Para resucitar con Cristo hemos de acompañarle en su camino hacia la Cruz: aceptando las contrariedades y tribulaciones con paz y serenidad; siendo generosos en la mortificación voluntaria, que nos purifica interiormente, nos hace entender el sentido trascendente de la vida y afirma el señorío del alma sobre el cuerpo. Como en los tiempos apostólicos, debemos tener en cuenta que la Cruz que anuncia Jesús es escándalo para unos, y parece locura y necedad a los ojos de otros.

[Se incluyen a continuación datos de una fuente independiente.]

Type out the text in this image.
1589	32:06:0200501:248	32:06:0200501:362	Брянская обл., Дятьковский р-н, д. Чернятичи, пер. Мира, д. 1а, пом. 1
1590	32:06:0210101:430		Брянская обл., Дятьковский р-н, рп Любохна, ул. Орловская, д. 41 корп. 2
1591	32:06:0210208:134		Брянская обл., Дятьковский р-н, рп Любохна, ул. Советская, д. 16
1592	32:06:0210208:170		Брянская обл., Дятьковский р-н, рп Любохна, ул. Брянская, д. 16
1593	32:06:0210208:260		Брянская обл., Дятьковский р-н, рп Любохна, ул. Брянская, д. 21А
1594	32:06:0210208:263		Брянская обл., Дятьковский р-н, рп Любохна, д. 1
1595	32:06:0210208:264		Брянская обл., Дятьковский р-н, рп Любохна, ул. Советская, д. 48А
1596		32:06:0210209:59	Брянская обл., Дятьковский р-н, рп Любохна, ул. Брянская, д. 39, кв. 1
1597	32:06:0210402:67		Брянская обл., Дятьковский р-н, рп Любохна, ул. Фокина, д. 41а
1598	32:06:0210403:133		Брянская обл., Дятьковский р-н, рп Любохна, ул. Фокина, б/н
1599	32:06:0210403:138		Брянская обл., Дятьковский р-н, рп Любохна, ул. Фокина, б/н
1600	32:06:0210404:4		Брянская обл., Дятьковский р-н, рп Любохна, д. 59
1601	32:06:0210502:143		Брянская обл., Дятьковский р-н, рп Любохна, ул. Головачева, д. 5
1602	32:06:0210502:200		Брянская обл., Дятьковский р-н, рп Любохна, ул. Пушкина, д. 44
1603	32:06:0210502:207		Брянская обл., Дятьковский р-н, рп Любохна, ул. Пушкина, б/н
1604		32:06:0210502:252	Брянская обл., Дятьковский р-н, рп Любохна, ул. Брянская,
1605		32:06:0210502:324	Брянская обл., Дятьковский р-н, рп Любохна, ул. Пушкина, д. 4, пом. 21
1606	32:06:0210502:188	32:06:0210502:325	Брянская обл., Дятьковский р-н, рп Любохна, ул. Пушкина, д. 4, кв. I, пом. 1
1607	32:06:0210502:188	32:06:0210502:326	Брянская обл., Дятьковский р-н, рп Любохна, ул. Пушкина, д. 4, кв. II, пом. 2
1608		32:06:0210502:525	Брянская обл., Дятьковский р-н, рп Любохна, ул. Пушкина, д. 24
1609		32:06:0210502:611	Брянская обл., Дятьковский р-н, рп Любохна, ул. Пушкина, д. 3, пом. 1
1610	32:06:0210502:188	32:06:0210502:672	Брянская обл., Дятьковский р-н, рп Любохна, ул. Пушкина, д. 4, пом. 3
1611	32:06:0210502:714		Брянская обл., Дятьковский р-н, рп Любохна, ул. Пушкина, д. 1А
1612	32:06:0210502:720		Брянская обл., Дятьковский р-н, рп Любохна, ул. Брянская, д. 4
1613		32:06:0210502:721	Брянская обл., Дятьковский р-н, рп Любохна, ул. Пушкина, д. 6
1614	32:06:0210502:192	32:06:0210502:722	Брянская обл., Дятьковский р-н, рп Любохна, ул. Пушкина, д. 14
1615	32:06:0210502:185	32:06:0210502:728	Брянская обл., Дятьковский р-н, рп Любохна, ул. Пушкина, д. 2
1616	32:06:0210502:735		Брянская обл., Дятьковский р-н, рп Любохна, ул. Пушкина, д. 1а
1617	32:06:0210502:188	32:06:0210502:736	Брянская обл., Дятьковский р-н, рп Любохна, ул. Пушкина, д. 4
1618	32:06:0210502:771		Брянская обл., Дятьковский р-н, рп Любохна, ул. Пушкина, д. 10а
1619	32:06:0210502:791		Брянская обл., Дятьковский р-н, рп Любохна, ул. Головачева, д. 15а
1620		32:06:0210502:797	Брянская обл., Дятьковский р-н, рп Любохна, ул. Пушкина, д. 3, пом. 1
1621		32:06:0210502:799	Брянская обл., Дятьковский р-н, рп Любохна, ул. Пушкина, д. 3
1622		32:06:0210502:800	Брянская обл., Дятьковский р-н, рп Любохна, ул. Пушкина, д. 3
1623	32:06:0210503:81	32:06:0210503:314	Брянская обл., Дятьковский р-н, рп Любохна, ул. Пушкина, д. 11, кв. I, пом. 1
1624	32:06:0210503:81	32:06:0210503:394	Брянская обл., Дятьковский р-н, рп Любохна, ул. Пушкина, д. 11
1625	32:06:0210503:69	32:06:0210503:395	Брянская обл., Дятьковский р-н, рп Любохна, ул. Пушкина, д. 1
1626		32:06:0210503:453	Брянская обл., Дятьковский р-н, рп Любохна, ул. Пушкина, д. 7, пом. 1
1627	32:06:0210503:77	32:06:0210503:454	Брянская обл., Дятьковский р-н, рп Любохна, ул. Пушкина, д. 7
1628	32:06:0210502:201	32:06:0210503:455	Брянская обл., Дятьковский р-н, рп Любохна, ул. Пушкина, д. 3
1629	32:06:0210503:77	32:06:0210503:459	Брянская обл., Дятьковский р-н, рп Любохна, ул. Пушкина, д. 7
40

El sacrificio en el Mensaje de Fátima
La Hermana Lucía, refiriéndose a las palabras del Ángel en Fátima, cuando les dijo “De todo lo que podáis, ofreced un sacrificio en acto de reparación por los pecados con que Él es ofendido y de súplica por la conversión de los pecadores”, explica así su significado:
“Pueden ser sacrificios de bienes espirituales, intelectuales, morales, físicos o materiales; según los momentos, tendremos ocasión de ofrecer ahora unos ahora otros, lo que importa es que estemos dispuestos a aprovechar la ocasión que se nos depara, sobre todo que sepamos sacrificarnos cuando eso mismo es sufrido por el cumplimiento del propio deber para con Dios, para con el prójimo y para con nosotros mismos. Y aún más, si este sacrificio es preciso para no transgredir ninguno de los mandamientos de la Ley de Dios, en este caso, el sacrificio que tenemos que imponernos es obligatorio, porque estamos obligados a sacrificarnos lo necesario para no pecar”.